According to Sanjay Sakhuja, managing director and chief executive, Ambit Corporate Finance Pte Ltd, “when there is an M&A (mergers and acquisitions) play, there are few buyout opportunities left.”
This has led to some funds changing their India strategy. KKR, for instance, has made some growth equity transactions and invested in companies such as Dalmia Cement Ltd, Café Coffee Day Holdings and the privately-held investment firms of Analjit Singh. And Carlyle’s buyout fund has invested in Housing Development Finance Corp. to tap the robust financial services sector. Akhil Gupta, chairman and managing director of Blackstone Advisors India Pvt. Ltd, said in an end-June interview that there are few buyout opportunities now. “Of the 10 deals we have done this year, three were buyouts. But I doubt there would be three more buyouts in the next 10 deals we do,” he said at the time. “Entrepreneurs see what we see. They see that the value of the company will grow two to three times in five years. So why should they sell now?”

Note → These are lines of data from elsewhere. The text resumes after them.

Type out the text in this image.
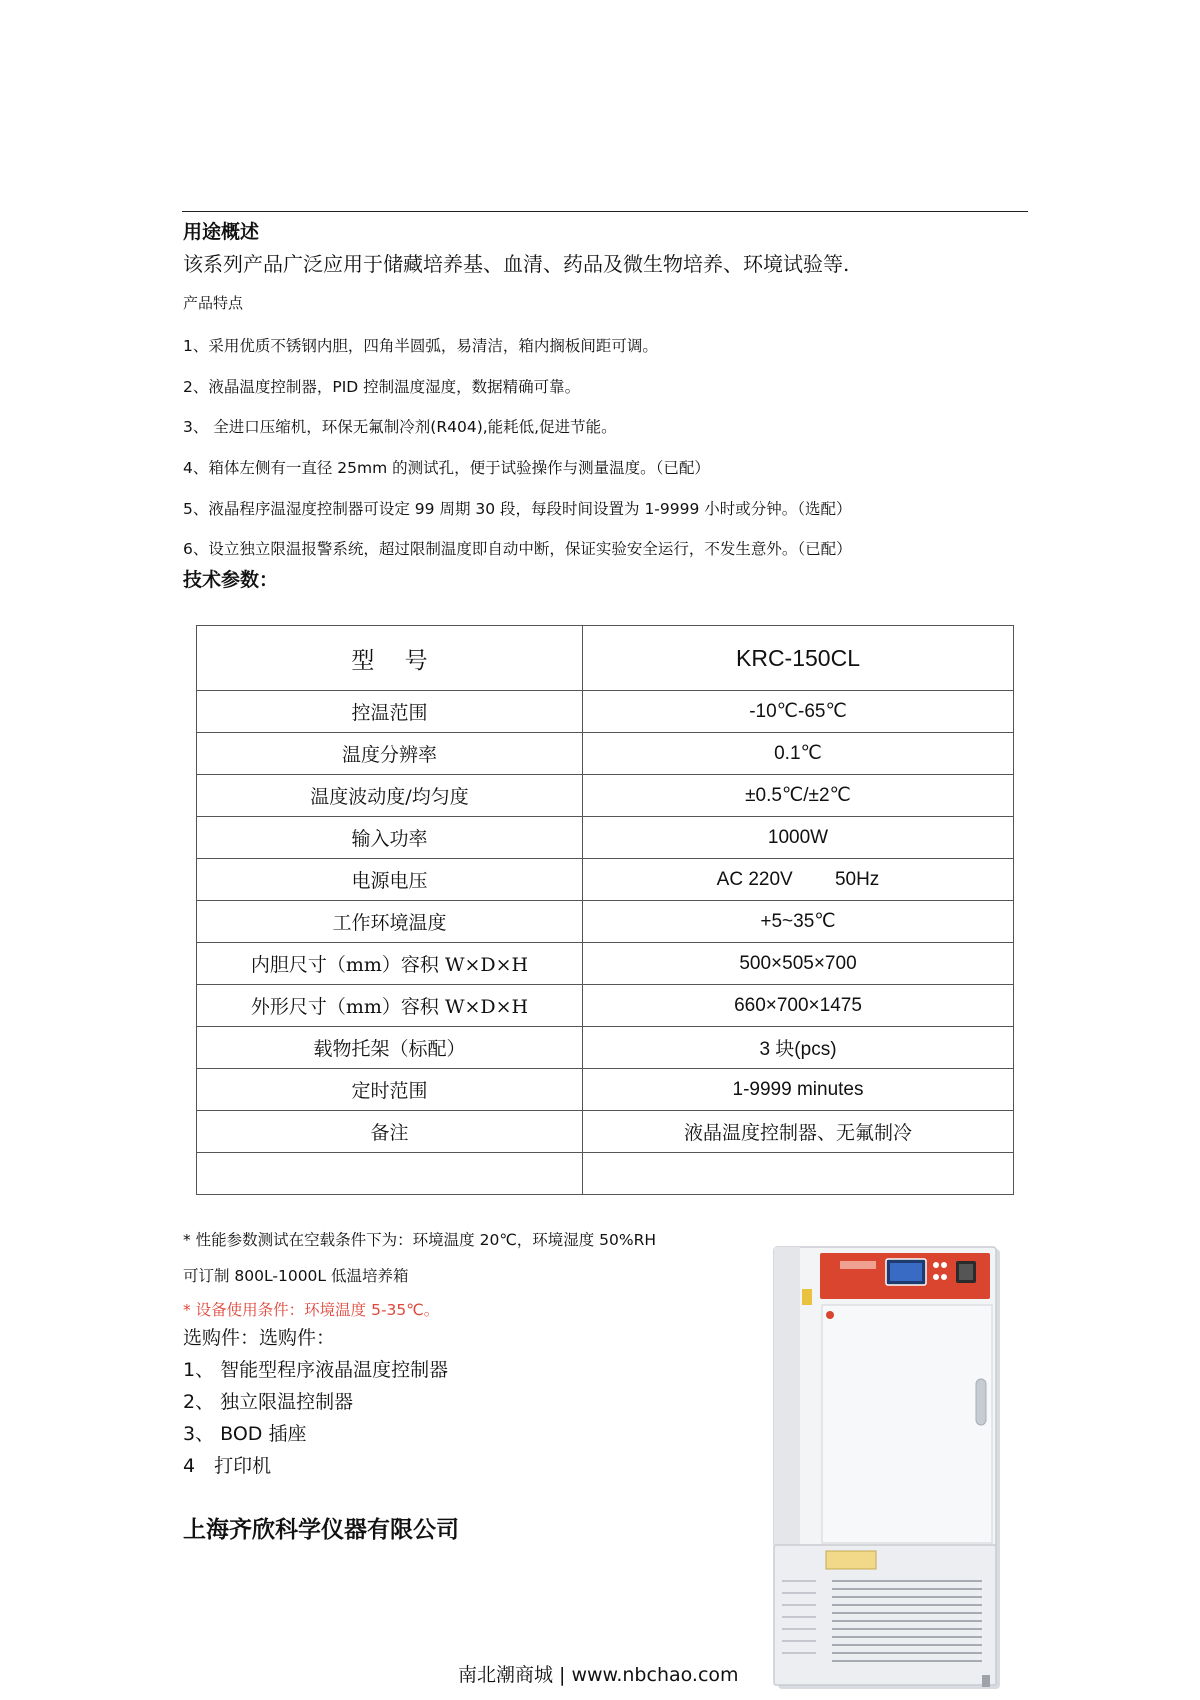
用途概述
该系列产品广泛应用于储藏培养基、血清、药品及微生物培养、环境试验等.
产品特点
1、采用优质不锈钢内胆，四角半圆弧，易清洁，箱内搁板间距可调。
2、液晶温度控制器，PID 控制温度湿度，数据精确可靠。
3、 全进口压缩机，环保无氟制冷剂(R404),能耗低,促进节能。
4、箱体左侧有一直径 25mm 的测试孔，便于试验操作与测量温度。（已配）
5、液晶程序温湿度控制器可设定 99 周期 30 段，每段时间设置为 1-9999 小时或分钟。（选配）
6、设立独立限温报警系统，超过限制温度即自动中断，保证实验安全运行，不发生意外。（已配）
技术参数：
型　 号	KRC-150CL
控温范围	-10℃-65℃
温度分辨率	0.1℃
温度波动度/均匀度	±0.5℃/±2℃
输入功率	1000W
电源电压	AC 220V        50Hz
工作环境温度	+5~35℃
内胆尺寸（mm）容积 W×D×H	500×505×700
外形尺寸（mm）容积 W×D×H	660×700×1475
载物托架（标配）	3 块(pcs)
定时范围	1-9999 minutes
备注	液晶温度控制器、无氟制冷

* 性能参数测试在空载条件下为：环境温度 20℃，环境湿度 50%RH
可订制 800L-1000L 低温培养箱
* 设备使用条件：环境温度 5-35℃。
选购件：选购件：
1、 智能型程序液晶温度控制器
2、 独立限温控制器
3、 BOD 插座
4　打印机
上海齐欣科学仪器有限公司
南北潮商城 | www.nbchao.com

Blackstone was one of the first global buyout firms to enter India, its most notable buyout being that of Gokaldas Exports Ltd. There’s a theory among some PE executives that buyouts are also uncommon in India because promoters are emotionally attached to their businesses and most companies are family-owned. But this doesn’t ring true as businesses abroad are also overwhelmingly family-owned. Research by Raveendra Chittoor and Ranjan Das, faculty at the Indian Institue of Management-Calcutta, in 2007, titled, Professionalization of Management and Succession Performance, showed that family businesses constituted a majority across the world and that 35% of the equity of the top 500 firms in the US was owned by founding families.
An M&A banker who did not want to be identified offered a possible reason for why things were different in India. Some Indian families make more money from their companies than is reported, which makes going public, or doing buyout deals, difficult. The banker said that those who run the companies want to be compensated for this as well, which is something the PE firms can’t do.
PE investors are also hesitant about buyouts because of the managerial talent they need to run companies after acquiring them. That situation will improve, according to Vikram Hosangady, executive director, KPMG India Pvt. Ltd. “Professional talent will move towards PE houses which will offer them operating bandwidth to do buyout deals in India,” he said.
Some are also hiring operating partners who have had success running businesses. Blackstone India has hired Richard B. Saldanha, who worked for 30 years at Unilever Plc. Baring Private Equity Partners India Ltd has taken on Ajith Singh Karan, reputed for handling the mosquito repellent brand All Out for SC Johnson and Son. TVS Capital Funds Ltd has hired D. Sundaram, former chairman and managing director of Hindustan Unilever Ltd.
Globally too, buyouts aren’t what they used to be. According to a January 2010 survey by UK-based research firm Preqin, the gap between the equity capital being spent by buyout firms and the total deal value is significantly narrowing, suggesting a drop in the levels of leverage funding being used to finance deals.
With many banks becoming more risk-averse than in the past, it has become difficult even for bigger firms to undertake leveraged buy-outs. As a result, investors are far more hesitant to commit to the largest funds, with mid-market and smaller buyout funds more appealing.